As noted above, we have considered the capacitor with no material between the plates. It turns out that if you put an insulating material, or dielectric, between the plates, this increases the capacitance. When you charge the capacitor with a dielectric between the plates, the dielectric is polarized in the electric field between the plates. Though the dielectric does not conduct electricity, the charges within it can redistribute themselves in the direction of the electric field. Negative charges concentrate near the positive plate of the capacitor, and positive charges concentrate near the negative plate. As a result, an electric field is set up across the dielectric, which opposes the electric field produced by the charges on the capacitor plates. If we call the electric field produced by the plates E₀, and the electric field across the dielectric E′, then the resultant field, E, equals E₀ + E′. Since E′opposes E₀, E is smaller than E₀, but still points in the same direction. Since V = Ed, for a given charge q in the capacitor, the voltage across the capacitor is lower with the dielectric inserted than without it, in proportion to E:

E₀/E = V₀/V = κ

where κ is the dielectric constant of the material. (If we held the voltage across the capacitor constant at V, then the charge would be greater with the dielectric than without it, in proportion to the dielectric constant. That is, q/q₀ = κ. Also, this equation holds only when the dielectric fills the gap between the plates over their entire area.) For capacitor plates in a vacuum, κ = 1. For air, κ = 1.00054, so in our analysis of the capacitor without a dielectric, unless we are concerned with errors of less than one part per thousand, we need not worry that our capacitor has an air dielectric.

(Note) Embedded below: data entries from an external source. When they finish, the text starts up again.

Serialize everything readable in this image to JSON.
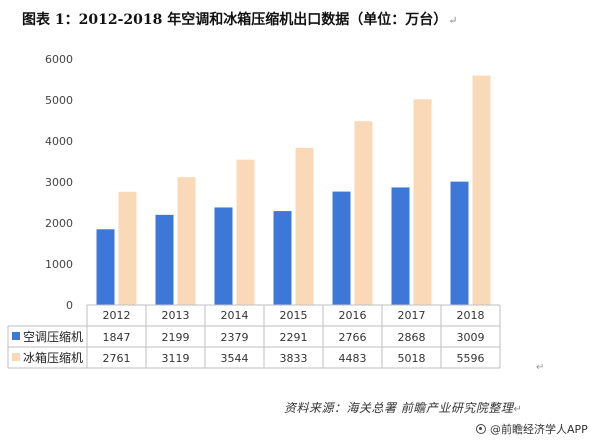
{
  "title": "图表 1：2012-2018 年空调和冰箱压缩机出口数据（单位：万台）",
  "title_mark": "↵",
  "source": "资料来源：海关总署 前瞻产业研究院整理",
  "source_mark": "↵",
  "stray_mark": "↵",
  "watermark": "@前瞻经济学人APP",
  "chart_data": {
    "type": "bar",
    "categories": [
      "2012",
      "2013",
      "2014",
      "2015",
      "2016",
      "2017",
      "2018"
    ],
    "series": [
      {
        "name": "空调压缩机",
        "color": "#3d78d8",
        "values": [
          1847,
          2199,
          2379,
          2291,
          2766,
          2868,
          3009
        ]
      },
      {
        "name": "冰箱压缩机",
        "color": "#fad9b9",
        "values": [
          2761,
          3119,
          3544,
          3833,
          4483,
          5018,
          5596
        ]
      }
    ],
    "yticks": [
      0,
      1000,
      2000,
      3000,
      4000,
      5000,
      6000
    ],
    "ylim": [
      0,
      6000
    ],
    "grid": false,
    "data_table": true
  }
}
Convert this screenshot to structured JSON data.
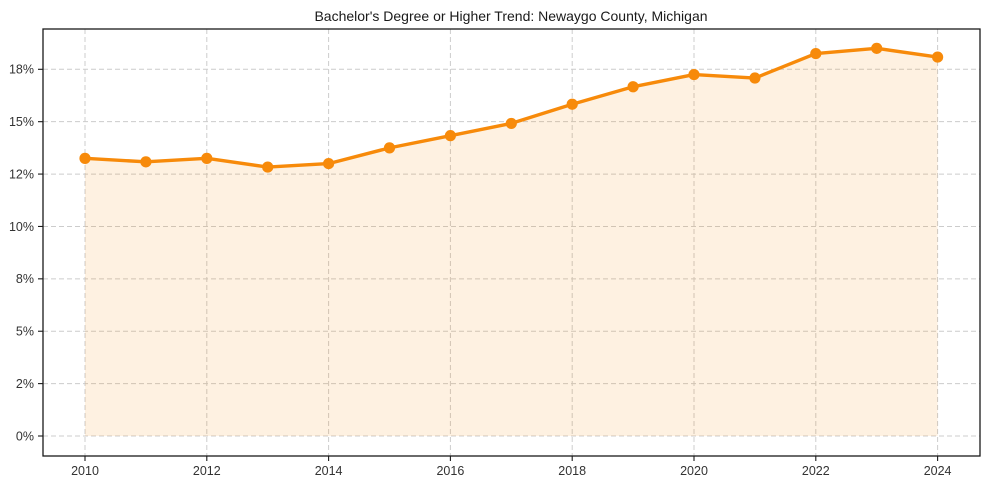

As noted above, two sheets of dielectric material are available for use with the capacitor. These are plastic sheets that are 22.3 cm square. One sheet is 0.8 mm thick, and the other is 1.7 mm thick. For maximum effect, they must fill the gap between the plates, and should cover the entire area of the plates. If they don’t fill the gap between the plates, the field across them is smaller in proportion to that across the plates than it would be if they filled the gap. Though these squares are smaller than the diameter of the plates, they cover most of the area, so their effect is still large. With the plates set 2 mm apart, sliding the thinner sheet between them raises the capacitance to about 385 pF, and inserting the thicker sheet raises it to about 680 pF. With the plates far enough apart to slide both sheets in, the capacitance is 230 pF with no sheets inserted, 285 pF with the thinner sheet inserted, 394 pF with the thicker sheet inserted, and 700 pF with both sheets inserted. If you squeeze the sheets by screwing the moveable plate toward the fixed plate, you can increase the capacitance to 950 pF.

References:

1) Halliday, David and Resnick, Robert. Physics, Part Two, Third Edition (New York: John Wiley and Sons, 1978), pp. 650-662.
2) Sears, Francis Weston and Zemansky, Mark W. College Physics, Third Edition (Reading, Massachusetts: Addison-Wesley Publishing Company, Inc., 1960), pp.515-521.